若者を視野に入れない地域社会の活性化は、その場しのぎの、諸々の問題を先送りにするだけのものになりかねない。地域社会の活性化を願うのであれば、将来の地域社会の担い手のことを想定して、それこそ十年単位の尺度で考えていく必要がある。
かつて高度経済成長期には、中卒者から大卒者までこぞって都市へと向った。その当時、若者は消費社会の担い手として期待された。そのせいで若者文化といえば都市の消費文化のことだった。そういう若者たちの存在があってはじめて高度経済成長は実現した、ともいえるだろう。
しかし時代は大きく変わった。現在の20代が育ったのはバブル経済が弾けてしまった1990年代である。消費社会の限界が明らかになったこの時期に育った世代のあいだに、都会志向に代わって地元志向がひろがるのも、うなずける。
ひきこもりやニートが話題になっていた頃、その背後で若者の意識が大きく変化していたことが想像される。彼らは、年長世代の常識を超えたレベルで、慎ましやかで落ち着いた暮らしを想定しているのかもしれない。このような仮説は今後の地域社会を見通すための重要な指標になるだろう。
しかし、そこで考えなければならないのは、地域社会の活性化を語る人々が“夢よ、もう一度”とばかりに経済発展の再来を期待していることだ。人口減少をみるだけでも、そういうことはありえないにもかかわらず、である。
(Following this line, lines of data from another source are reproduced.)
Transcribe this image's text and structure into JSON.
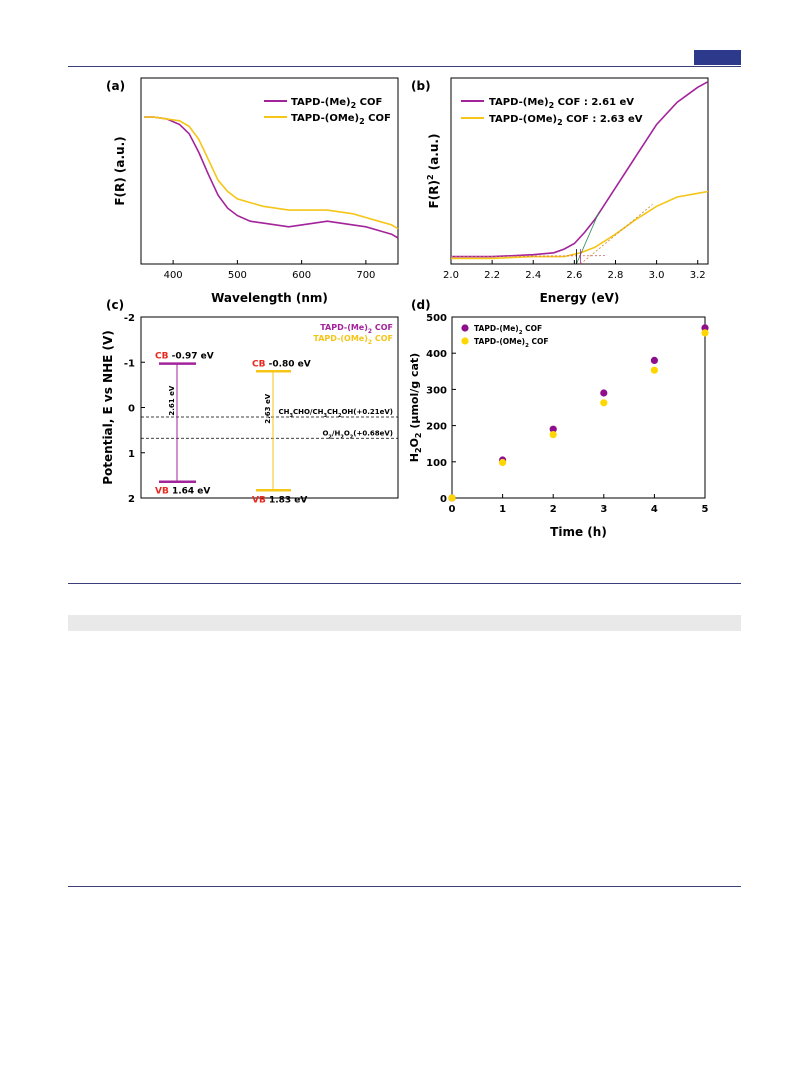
{
  "colors": {
    "me": "#a3239b",
    "ome": "#f5c518",
    "me_dot": "#8e0f8c",
    "ome_dot": "#ffd700",
    "rule": "#3a3f7a",
    "accent": "#2d3a8c",
    "red": "#e8281e"
  },
  "chart_data": [
    {
      "panel": "(a)",
      "type": "line",
      "xlabel": "Wavelength (nm)",
      "ylabel": "F(R) (a.u.)",
      "xlim": [
        350,
        750
      ],
      "ylim": [
        0,
        1
      ],
      "xticks": [
        "400",
        "500",
        "600",
        "700"
      ],
      "legend": "top-right",
      "series": [
        {
          "name": "TAPD-(Me)2 COF",
          "x": [
            355,
            370,
            390,
            410,
            425,
            440,
            455,
            470,
            485,
            500,
            520,
            540,
            560,
            580,
            600,
            620,
            640,
            660,
            680,
            700,
            720,
            740,
            750
          ],
          "y": [
            0.79,
            0.79,
            0.78,
            0.75,
            0.7,
            0.6,
            0.48,
            0.37,
            0.3,
            0.26,
            0.23,
            0.22,
            0.21,
            0.2,
            0.21,
            0.22,
            0.23,
            0.22,
            0.21,
            0.2,
            0.18,
            0.16,
            0.14
          ]
        },
        {
          "name": "TAPD-(OMe)2 COF",
          "x": [
            355,
            370,
            390,
            410,
            425,
            440,
            455,
            470,
            485,
            500,
            520,
            540,
            560,
            580,
            600,
            620,
            640,
            660,
            680,
            700,
            720,
            740,
            750
          ],
          "y": [
            0.79,
            0.79,
            0.78,
            0.77,
            0.74,
            0.67,
            0.56,
            0.45,
            0.39,
            0.35,
            0.33,
            0.31,
            0.3,
            0.29,
            0.29,
            0.29,
            0.29,
            0.28,
            0.27,
            0.25,
            0.23,
            0.21,
            0.19
          ]
        }
      ]
    },
    {
      "panel": "(b)",
      "type": "line",
      "xlabel": "Energy (eV)",
      "ylabel": "F(R)",
      "ylabel_sup": "2",
      "ylabel_tail": " (a.u.)",
      "xlim": [
        2.0,
        3.25
      ],
      "ylim": [
        0,
        1
      ],
      "xticks": [
        "2.0",
        "2.2",
        "2.4",
        "2.6",
        "2.8",
        "3.0",
        "3.2"
      ],
      "legend": "top-left",
      "series": [
        {
          "name": "TAPD-(Me)2 COF",
          "label": "TAPD-(Me)2 COF : 2.61 eV",
          "x": [
            2.0,
            2.2,
            2.4,
            2.5,
            2.55,
            2.6,
            2.65,
            2.7,
            2.8,
            2.9,
            3.0,
            3.1,
            3.2,
            3.25
          ],
          "y": [
            0.04,
            0.04,
            0.05,
            0.06,
            0.08,
            0.11,
            0.17,
            0.24,
            0.41,
            0.58,
            0.75,
            0.87,
            0.95,
            0.98
          ]
        },
        {
          "name": "TAPD-(OMe)2 COF",
          "label": "TAPD-(OMe)2 COF : 2.63 eV",
          "x": [
            2.0,
            2.2,
            2.4,
            2.55,
            2.63,
            2.7,
            2.8,
            2.9,
            3.0,
            3.1,
            3.2,
            3.25
          ],
          "y": [
            0.03,
            0.03,
            0.04,
            0.04,
            0.06,
            0.09,
            0.16,
            0.24,
            0.31,
            0.36,
            0.38,
            0.39
          ]
        }
      ]
    },
    {
      "panel": "(c)",
      "type": "diagram",
      "ylabel": "Potential, E vs NHE (V)",
      "ylim": [
        -2,
        2
      ],
      "yticks": [
        "-2",
        "-1",
        "0",
        "1",
        "2"
      ],
      "legend_me": "TAPD-(Me)2 COF",
      "legend_ome": "TAPD-(OMe)2 COF",
      "cb_tag": "CB",
      "vb_tag": "VB",
      "me": {
        "cb": -0.97,
        "vb": 1.64,
        "cb_text": " -0.97 eV",
        "vb_text": " 1.64 eV",
        "gap": "2.61 eV"
      },
      "ome": {
        "cb": -0.8,
        "vb": 1.83,
        "cb_text": " -0.80 eV",
        "vb_text": " 1.83 eV",
        "gap": "2.63 eV"
      },
      "levels": [
        {
          "value": 0.21,
          "label": "CH3CHO/CH3CH2OH(+0.21eV)"
        },
        {
          "value": 0.68,
          "label": "O2/H2O2(+0.68eV)"
        }
      ]
    },
    {
      "panel": "(d)",
      "type": "scatter",
      "xlabel": "Time (h)",
      "ylabel": "H2O2 (µmol/g cat)",
      "xlim": [
        0,
        5
      ],
      "ylim": [
        0,
        500
      ],
      "xticks": [
        "0",
        "1",
        "2",
        "3",
        "4",
        "5"
      ],
      "yticks": [
        "0",
        "100",
        "200",
        "300",
        "400",
        "500"
      ],
      "legend": "top-left",
      "x": [
        0,
        1,
        2,
        3,
        4,
        5
      ],
      "series": [
        {
          "name": "TAPD-(Me)2 COF",
          "values": [
            0,
            105,
            190,
            290,
            380,
            470
          ]
        },
        {
          "name": "TAPD-(OMe)2 COF",
          "values": [
            0,
            98,
            175,
            263,
            353,
            456
          ]
        }
      ]
    }
  ]
}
地域社会の活性化を語る人々は、地元志向の若者たちの話を良く聞いて、地域社会の活性化の中身を再検討しなければならない。地域社会の希望も、そういう対話から生まれるのではないだろうか。
久田 邦明(ひさだ・くにあき)
首都圏の複数の大学で講義を担当している。専門は青少年教育・地域文化論。この数年、全国各地を訪ねて地域活動の担い手に話を聞く。急速にすすむ市場化によって地域社会は大きく変貌している。しかし、生活共同体としての地域社会の記憶は、意外にしぶとく生き残っている。それを糸口に、復古主義とは異なる方向で、近未来社会の展望を探り出すことが可能ではないかと考えている。このコラムでは、子どもから高齢者まで幅広い世代とのあいだの〈世間話〉を糸口に、この時代を考察する。